Passei por uma passadeira que ficava num local perigoso. Ficava mesmo na intersecção de duas ruas, o que queria dizer que se um automóvel viajasse a uma velocidade maior que o devido – o que toda a gente fazia – não seria capaz de parar quando virasse e visse alguém mesmo no meio da passadeira. Quem vivia na zona sabia disso e evitava a todo o custo não atravessar naquela passadeira. Eu estava precisamente a dirigir-me a uma passadeira que me faria dar uma volta maior, mas que, por outro lado, era muito, mas mesmo muito mais segura. No entanto, quando passei vi uma mulher adulta e uma criança de cerca de três anos que estavam prestes a começar a atravessar a passadeira e naquele momento soube que as tinha de parar. Meti-me à frente da mulher e da menina e ambas ficaram a olhar para mim estupefactas. Limitei-me a ignorar os seus olhares de “quem é que esta miúda pensa que é?” e dei uns passos em frente para que elas recuassem para o passeio.
- Não podem atravessar a estrada. Não agora.
No momento em que estávamos as três a salvo no passeio, um carro algo descontrolado faz a curva e passa a pelo menos uns setenta quilómetros por hora. Soltei um suspiro.

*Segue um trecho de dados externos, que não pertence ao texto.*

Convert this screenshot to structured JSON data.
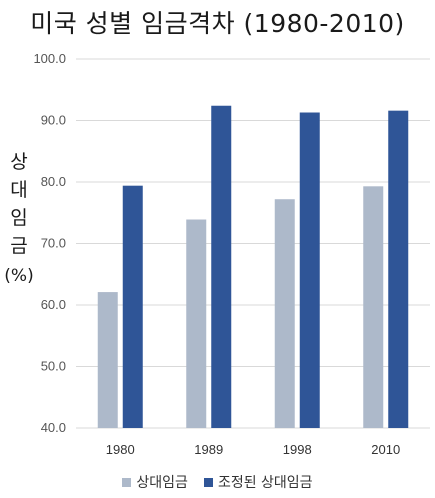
{
  "chart_data": {
    "type": "bar",
    "title": "미국 성별 임금격차 (1980-2010)",
    "ylabel_chars": [
      "상",
      "대",
      "임",
      "금"
    ],
    "ylabel_unit": "(%)",
    "categories": [
      "1980",
      "1989",
      "1998",
      "2010"
    ],
    "series": [
      {
        "name": "상대임금",
        "color": "#adb9ca",
        "values": [
          62.1,
          73.9,
          77.2,
          79.3
        ]
      },
      {
        "name": "조정된 상대임금",
        "color": "#2f5597",
        "values": [
          79.4,
          92.4,
          91.3,
          91.6
        ]
      }
    ],
    "ylim": [
      40,
      100
    ],
    "yticks": [
      "40.0",
      "50.0",
      "60.0",
      "70.0",
      "80.0",
      "90.0",
      "100.0"
    ],
    "grid": true,
    "legend_position": "bottom"
  }
}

- C… co… como… como é que a menina sabia? – Perguntou a mulher quando se apercebeu de que, muito provavelmente, lhe havia salvado a vida, a ela e à filha.
- Eu… - “pensa, Clara, pensa!” – Eu ouvi o carro antes de ele fazer a curva. – Menti. Infelizmente, era algo a que estava bastante habituada a fazer.

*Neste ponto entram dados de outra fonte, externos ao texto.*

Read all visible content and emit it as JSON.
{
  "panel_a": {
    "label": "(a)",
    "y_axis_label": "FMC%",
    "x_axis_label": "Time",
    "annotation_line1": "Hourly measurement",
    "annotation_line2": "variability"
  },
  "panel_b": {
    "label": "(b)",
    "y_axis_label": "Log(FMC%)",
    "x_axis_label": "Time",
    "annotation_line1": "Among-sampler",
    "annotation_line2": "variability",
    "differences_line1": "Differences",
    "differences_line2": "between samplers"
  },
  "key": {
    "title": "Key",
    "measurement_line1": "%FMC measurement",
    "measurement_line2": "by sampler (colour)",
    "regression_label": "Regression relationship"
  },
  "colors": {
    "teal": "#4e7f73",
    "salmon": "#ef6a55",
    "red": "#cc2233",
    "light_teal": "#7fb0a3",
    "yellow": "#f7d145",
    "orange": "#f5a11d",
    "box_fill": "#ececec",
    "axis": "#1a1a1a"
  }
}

- Muito obrigada, querida. Não sei como te deva agradecer.
- Por favor, não se incomode. Não precisa de me agradecer. – Sorri e fui-me embora.
Perguntaram-me como tinha corrido a consulta e eu respondi com um simples “Bem”. Fui directa para o quarto e recusei o jantar. Afinal se era uma semideusa, não era apenas um jantar que passava à frente que me iria fazer mal.
Deitei-me e fiquei ali a pensar. Porque seria que tudo o que tinha ouvido fazia sentido de uma maneira tão arrebatadora? Olhei para o céu. Estava escuro como o breu e não se via uma única estrela. Mesmo assim não estava tão negro como o meu cabelo. Outra coisa que seria de esperar, certo? Cabelo negro equivale a trevas. Olhos verdes demasiados claros sempre foram estranhos e algo mórbidos.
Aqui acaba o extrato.